Key Articles in Form 5305-C Explained
Form 5305-C outlines 11 articles that govern the account:
- Article I: Covers acceptable contributions, including cash, rollovers from other HSAs or Archer MSAs, and qualified distributions from IRAs or flexible spending accounts.
- Article II: Details annual contribution limits (updated annually; see below for 2026 figures) and catch-up contributions for those 55+.
- Article III: Requires you to notify the custodian of excess contributions for withdrawal.
- Article IV: Your interest in the account is nonforfeitable.
- Article V: Prohibits investments in life insurance or collectibles and commingling of assets.
- Article VI: Allows distributions for qualified medical expenses (tax-free); non-qualified ones are taxable with a 20% penalty (exceptions apply after age 65, disability, or death).
- Article VII: Handles death benefits—spousal beneficiaries can treat it as their HSA; others face taxation.
- Article VIII: Mandates reporting to the IRS.
- Articles IX-XI: Ensure compliance with laws, allow amendments, and provide space for additional provisions.
These articles ensure the account adheres to IRS standards, protecting its tax-advantaged status.
2026 HSA Contribution Limits and HDHP Requirements
For 2026, the IRS has adjusted limits due to inflation and OBBBA changes:
| Coverage Type | Contribution Limit | Catch-Up (Age 55+) | Min. Deductible | Max. Out-of-Pocket |
|---|---|---|---|---|
| Self-Only | $4,400 | +$1,000 | $1,700 | $8,500 |
| Family | $8,750 | +$1,000 | $3,400 | $17,000 |
Contributions must be in cash and can be made until your tax filing deadline (typically April 15, 2027, for 2026).
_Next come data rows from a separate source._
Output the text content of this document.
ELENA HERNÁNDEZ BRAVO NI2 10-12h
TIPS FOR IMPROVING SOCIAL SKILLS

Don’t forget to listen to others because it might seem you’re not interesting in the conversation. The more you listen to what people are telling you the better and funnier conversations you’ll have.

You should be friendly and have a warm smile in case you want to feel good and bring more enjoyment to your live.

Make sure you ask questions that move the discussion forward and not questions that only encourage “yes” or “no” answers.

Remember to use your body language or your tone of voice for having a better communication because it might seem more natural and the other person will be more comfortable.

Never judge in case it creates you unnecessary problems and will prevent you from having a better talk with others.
Excess contributions incur a 6% excise tax unless withdrawn timely.
HDHPs can now provide $0 deductibles for telehealth (permanent under OBBBA), certain insulin products, preventive care (including expanded items like oral contraceptives and glucose monitors), and anti-surprise billing protections without losing qualification.
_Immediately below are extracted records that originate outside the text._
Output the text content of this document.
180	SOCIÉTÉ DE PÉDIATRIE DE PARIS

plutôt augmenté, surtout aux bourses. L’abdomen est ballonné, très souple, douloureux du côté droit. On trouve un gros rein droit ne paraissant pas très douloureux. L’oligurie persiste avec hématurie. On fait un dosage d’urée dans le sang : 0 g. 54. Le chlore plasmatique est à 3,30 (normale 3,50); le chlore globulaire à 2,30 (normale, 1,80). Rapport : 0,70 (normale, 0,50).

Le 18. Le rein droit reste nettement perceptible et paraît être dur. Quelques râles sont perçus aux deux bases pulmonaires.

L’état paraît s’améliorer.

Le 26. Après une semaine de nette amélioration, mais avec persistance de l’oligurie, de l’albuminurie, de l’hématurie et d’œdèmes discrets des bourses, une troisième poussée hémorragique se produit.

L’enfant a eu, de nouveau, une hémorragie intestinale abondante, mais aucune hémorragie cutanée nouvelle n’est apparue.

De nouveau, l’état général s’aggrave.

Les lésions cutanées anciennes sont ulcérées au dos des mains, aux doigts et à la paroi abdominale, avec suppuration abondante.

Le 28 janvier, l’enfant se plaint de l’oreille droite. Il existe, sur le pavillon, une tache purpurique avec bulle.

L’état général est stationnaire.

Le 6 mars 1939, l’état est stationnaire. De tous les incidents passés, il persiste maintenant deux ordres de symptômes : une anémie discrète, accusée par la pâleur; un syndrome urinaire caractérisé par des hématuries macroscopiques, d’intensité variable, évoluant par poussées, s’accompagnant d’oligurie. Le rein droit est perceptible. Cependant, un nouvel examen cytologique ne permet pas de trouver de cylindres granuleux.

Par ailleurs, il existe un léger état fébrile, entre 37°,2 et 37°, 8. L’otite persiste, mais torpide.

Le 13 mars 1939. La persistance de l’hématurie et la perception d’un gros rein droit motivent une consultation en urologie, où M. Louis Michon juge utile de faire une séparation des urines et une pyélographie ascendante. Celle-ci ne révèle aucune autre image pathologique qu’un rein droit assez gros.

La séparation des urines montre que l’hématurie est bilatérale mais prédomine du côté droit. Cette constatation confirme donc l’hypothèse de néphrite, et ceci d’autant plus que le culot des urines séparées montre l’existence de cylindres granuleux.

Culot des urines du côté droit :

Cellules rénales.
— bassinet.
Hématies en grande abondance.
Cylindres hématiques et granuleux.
Benefits of Setting Up an HSA with Form 5305-C
Using Form 5305-C to establish your HSA offers numerous advantages:
- Tax Savings: Deduct contributions, enjoy tax-free growth, and withdraw tax-free for medical expenses.
- Flexibility: Funds roll over year-to-year, portable across jobs.
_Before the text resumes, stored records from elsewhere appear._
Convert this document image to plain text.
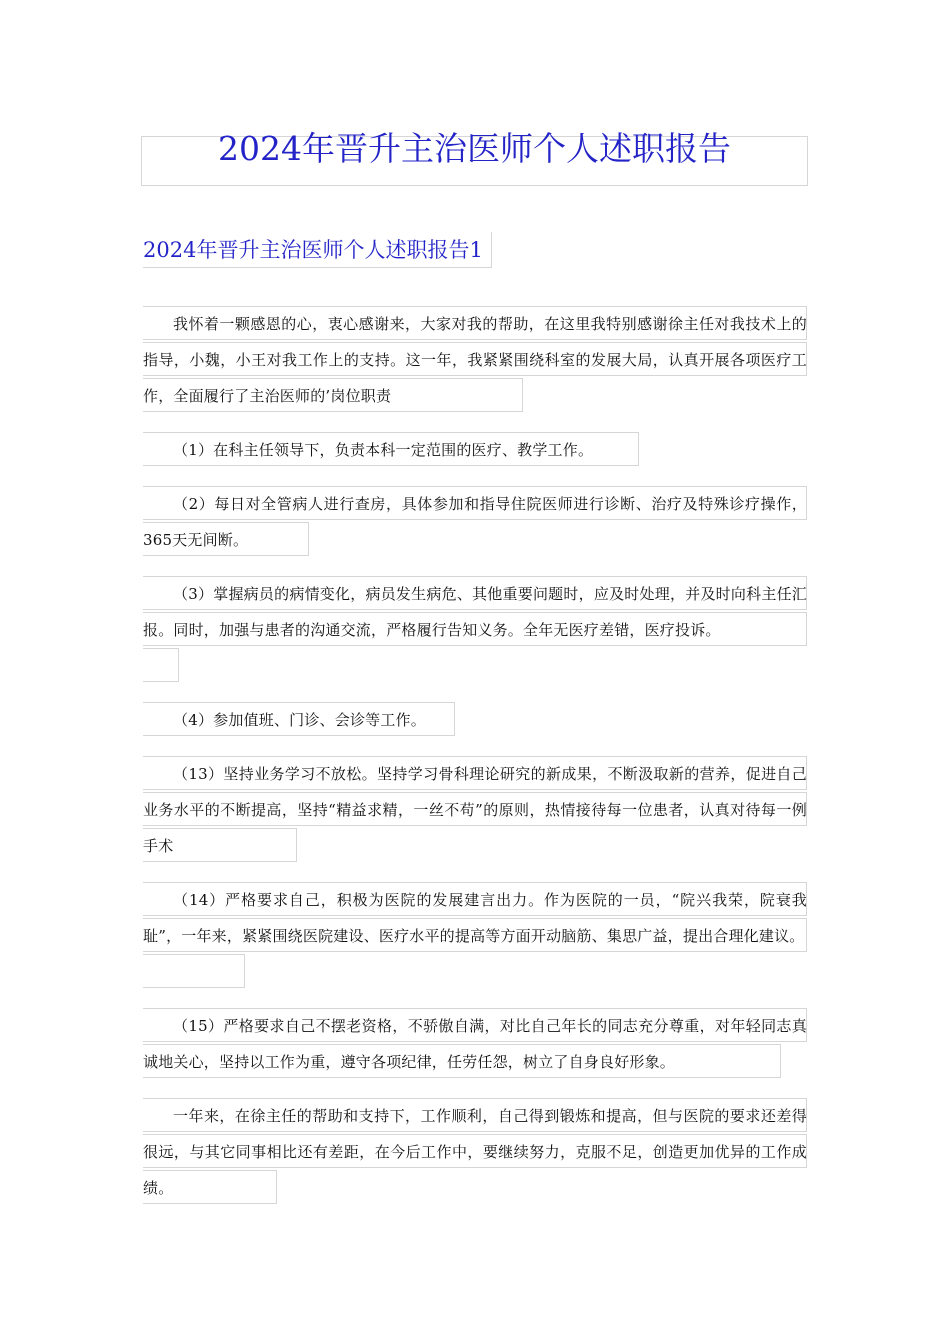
2024年晋升主治医师个人述职报告
2024年晋升主治医师个人述职报告1

我怀着一颗感恩的心，衷心感谢来，大家对我的帮助，在这里我特别感谢徐主任对我技术上的指导，小魏，小王对我工作上的支持。这一年，我紧紧围绕科室的发展大局，认真开展各项医疗工作，全面履行了主治医师的’岗位职责

（1）在科主任领导下，负责本科一定范围的医疗、教学工作。

（2）每日对全管病人进行查房，具体参加和指导住院医师进行诊断、治疗及特殊诊疗操作，365天无间断。

（3）掌握病员的病情变化，病员发生病危、其他重要问题时，应及时处理，并及时向科主任汇报。同时，加强与患者的沟通交流，严格履行告知义务。全年无医疗差错，医疗投诉。

（4）参加值班、门诊、会诊等工作。

（13）坚持业务学习不放松。坚持学习骨科理论研究的新成果，不断汲取新的营养，促进自己业务水平的不断提高，坚持“精益求精，一丝不苟”的原则，热情接待每一位患者，认真对待每一例手术

（14）严格要求自己，积极为医院的发展建言出力。作为医院的一员，“院兴我荣，院衰我耻”，一年来，紧紧围绕医院建设、医疗水平的提高等方面开动脑筋、集思广益，提出合理化建议。

（15）严格要求自己不摆老资格，不骄傲自满，对比自己年长的同志充分尊重，对年轻同志真诚地关心，坚持以工作为重，遵守各项纪律，任劳任怨，树立了自身良好形象。

一年来，在徐主任的帮助和支持下，工作顺利，自己得到锻炼和提高，但与医院的要求还差得很远，与其它同事相比还有差距，在今后工作中，要继续努力，克服不足，创造更加优异的工作成绩。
- Investment Potential: Many custodians allow investing in stocks, bonds, or mutual funds.
- Expanded Uses: Cover expenses like deductibles, copays, prescriptions, and even certain over-the-counter items (e.g., menstrual products).
- Long-Term Planning: Use for retirement healthcare after age 65, with only income tax on non-medical withdrawals (no 20% penalty).
With OBBBA, more individuals can access these benefits, including those with direct primary care or telehealth-focused plans.
Common FAQs About IRS Form 5305-C and HSAs
Do I need to file Form 5305-C with the IRS?
No, it’s a model agreement kept with your and the custodian’s records.
What if I make excess contributions?
Notify your custodian to withdraw them plus earnings before your tax deadline to avoid the 6% excise tax.
Can employers contribute to my HSA?
Yes, and their contributions are excluded from your income. They must be comparable for similar employees.
What happens to my HSA upon death?
If your spouse is the beneficiary, it becomes their HSA. Otherwise, it’s distributed and taxable to others.
Where can I download Form 5305-C?
Directly from the IRS website: https://www.irs.gov/pub/irs-pdf/f5305c.pdf.
For more details, consult IRS Publication 969 or a tax professional.
Final Thoughts on IRS Form 5305-C
Setting up a Health Savings Custodial Account with IRS Form 5305-C is a smart way to prepare for medical expenses while enjoying significant tax advantages. With 2026 updates expanding eligibility and maintaining inflation-adjusted limits, now is an excellent time to consider an HSA. Always verify your eligibility and consult trusted sources like the IRS website or a financial advisor to ensure compliance. By planning ahead, you can build a robust safety net for your healthcare needs.